Intense pulsed light (IPL) therapy can successfully treat DED symptoms caused by inflammatory dry eye. Long term studies, however, indicate that the result is temporary with effects gone after nine months.
Punctal plugs, about the same size as a grain of rice, are placed in the punctum, the entry to the tear duct.
Lifestyle choices can play a significant role in causing DED. While many things such as pollution including the smoke from wildfires are out of your control, there’s a lot you can do to help dry eye from worsening.
Smoke, wind, and air conditioning can wreak havoc with dry eye. Try to avoid air conditioning blowing directly on you. Wear protective eyewear if outside on a windy day. During wildfire events or if you’re in an environment with significant air pollution, stay indoors as much as possible. Use air filters indoors and ensure that as little of the external air as possible is entering the building.
Use a humidifier in your home to keep the air from getting too dry. This is particularly important for Canadians and our cold, dry, long winters. Drink plenty of water, especially during the dry winter season.
Avoid cigarettes and cannabis as they can both cause dry eye.
One of the most egregious “lifestyle” culprits in the dry eye story is computer use.

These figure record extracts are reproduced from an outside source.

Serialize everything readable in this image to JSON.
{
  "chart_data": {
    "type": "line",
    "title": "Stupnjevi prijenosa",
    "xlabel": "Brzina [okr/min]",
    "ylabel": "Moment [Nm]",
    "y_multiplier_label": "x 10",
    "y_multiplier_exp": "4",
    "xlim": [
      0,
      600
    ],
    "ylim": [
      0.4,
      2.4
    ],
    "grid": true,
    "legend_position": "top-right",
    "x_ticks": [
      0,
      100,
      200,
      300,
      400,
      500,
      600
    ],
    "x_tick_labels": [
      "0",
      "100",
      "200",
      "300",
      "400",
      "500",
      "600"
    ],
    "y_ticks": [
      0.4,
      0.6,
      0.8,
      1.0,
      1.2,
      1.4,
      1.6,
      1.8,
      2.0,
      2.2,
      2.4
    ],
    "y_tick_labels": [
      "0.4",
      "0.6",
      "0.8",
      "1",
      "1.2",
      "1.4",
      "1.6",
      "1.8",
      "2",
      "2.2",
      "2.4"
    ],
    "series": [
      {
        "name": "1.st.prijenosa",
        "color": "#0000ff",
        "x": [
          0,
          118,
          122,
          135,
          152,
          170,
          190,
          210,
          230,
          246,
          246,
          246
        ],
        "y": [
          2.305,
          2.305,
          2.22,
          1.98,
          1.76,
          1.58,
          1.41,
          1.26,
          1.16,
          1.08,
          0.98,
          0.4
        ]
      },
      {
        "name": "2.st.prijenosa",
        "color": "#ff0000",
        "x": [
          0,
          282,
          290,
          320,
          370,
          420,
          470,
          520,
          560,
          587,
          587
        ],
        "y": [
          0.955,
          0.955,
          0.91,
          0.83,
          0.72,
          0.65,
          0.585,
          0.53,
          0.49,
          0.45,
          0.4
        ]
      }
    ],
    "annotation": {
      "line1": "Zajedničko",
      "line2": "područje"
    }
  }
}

Computers and display devices with screens such as iPads and mobile phones decrease the number of eye blinks, leading to incomplete blinking, evaporation of tears, and potentially to dry eye disease.
But there are things you can do to help avoid dry eye due to computer use. Try these tips:
1.Raise your chair or lower your screen 15 – 20 degrees down from your eyes. This will lower your eye lids and decrease the dryness associated with more open lids.
2.Adjust the brightness of your computer screen, generally to about the same brightness level as your environment.
3.Increase the font size of your screen so you need to focus less.
4.Change the font itself. Fancy fonts are wonderful, but sans serif fonts tend to be more comfortable to read.
5.Try the 20-20-20 rule. Every 20 minutes look at something 20 feet away for 20 seconds.
Unfortunately, diagnosis and treatment of DED is not covered under any provincial medicare, but it may be covered under most private insurance plans. There are however quite a few things you can do inexpensively at home to help with dry eye.
In the case of my mother, after receiving treatment for glaucoma, which was covered by medicare at a private clinic, she was offered a free Dry Eye Disease examination.
The clinic confirmed that she suffered from DED and recommended that she proceed with Lipiflow treatments to help with her blocked meibomian glands.
She was informed that the treatments would cost $300 per session and that she would need 4 sessions over the course of a year, with a treatment every six months after that for maintenance.
As an elderly retiree with only government health insurance, she could not afford to get the recommended treatment. Instead, she followed the advice proffered by the nurse at the clinic who advised my mother to try using heat treatment on her own at home if she could not afford the clinical sessions.
Ever intrepid, my mother soon realized that a warm towel or compress didn’t keep the heat long enough to make a difference. After researching what is available for at-home heat treatment online she purchased a heated eye mask device which she uses on her eyes for 15 minutes at 45 degrees before going to sleep.
She also uses the mask in the day as needed if her eyes are uncomfortable. The at-home treatment, along with humidifiers, medicated eye drops to keep allergies at bay, and taking a daily fish oil capsule has made a dramatic difference in keeping her eyes hydrated.
While there is no cure for dry eye, there are many options available to help alleviate your suffering that won’t break the bank. Don’t allow dry eye to rule your life!